School Board President David Tominsky, Board Secretary Ryan Rydstrom and Board Member Nancy Humbles reviewed the challenges based on groupings, such as incorrect dates and out of district addresses and “arrows” to indicate information, such as the city. They accepted “ditto marks” and abbreviations, such as CR for Cedar Rapids.
The panel immediately dismissed a challenge to 585 addresses that did not include a city, state or zip code, which gave the district enough to reach its required number of signatures, and rendered the rest of the hearing irrelevant.
Rydstrom claimed that the signature review panel, on which he also served, checked addresses in Robins, for example, to ensure they fell within the district.
Parts of Robins are considered to be in the Cedar Rapids district, while others are in the Linn-Mar School District.
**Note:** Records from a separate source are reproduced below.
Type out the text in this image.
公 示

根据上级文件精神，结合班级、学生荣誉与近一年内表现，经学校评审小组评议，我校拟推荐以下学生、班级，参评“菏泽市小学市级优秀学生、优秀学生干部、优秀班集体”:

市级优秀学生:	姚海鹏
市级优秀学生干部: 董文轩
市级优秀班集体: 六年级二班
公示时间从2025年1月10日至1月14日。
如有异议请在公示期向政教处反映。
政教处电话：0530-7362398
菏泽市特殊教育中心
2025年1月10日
He did not say if all of the addresses were verified.
The challengers to the petition said they found an address of a UPS Store and Happy Joe’s Pizza on Williams Boulevard, among other anomalies.
Beth Grob, legal counsel for the School District, said Iowa law doesn’t require “hyper” technical compliance to signature requirements for a school bond issue as it would, for example, petition signatures to put a candidate on the ballot, and noted that someone might consider the Williams Boulevard address as their home.
The city, state and zip code can be missing as long as the address can be verified as falling within the school district, and residents can even sign the names of other people, as long as they have consent, she said. People who are homeless also can sign, Grob said, as long as they include an area where they can be located.
Objections to signature lines that had obvious corrections in other handwriting were also dismissed.
Emily Kolbe, another legal counsel for the School Board, said no total was tallied of the number of objections upheld or overruled, as the initial batch that was overruled gave the district enough signatures to put the measure on the ballot.
Soenksen said the group would move on to further educating voters about the bond referendum, which would raise taxes by $2.70 per $1,000 of taxable valuation and again in a few years for a $225 million bond vote for “Phase II” of the plan.
The main expenses include $127 million to build a new 1,200-student middle school, somewhere in the northeast part of the district in an undisclosed location on 40 acres of land; transforming Franklin Middle School into an 800-student school; and turf athletic fields for Jefferson, Washington and Kennedy high schools. With 3,200 current middle school students, other middle schools would need to be closed, beginning with Harding Middle School and, in Phase II of another bond issue, likely Wilson and Roosevelt middle schools.
Students would either need to be bused to the new schools — a new 1,200-student middle school is in Phase II at the Taft site — or find their own transportation.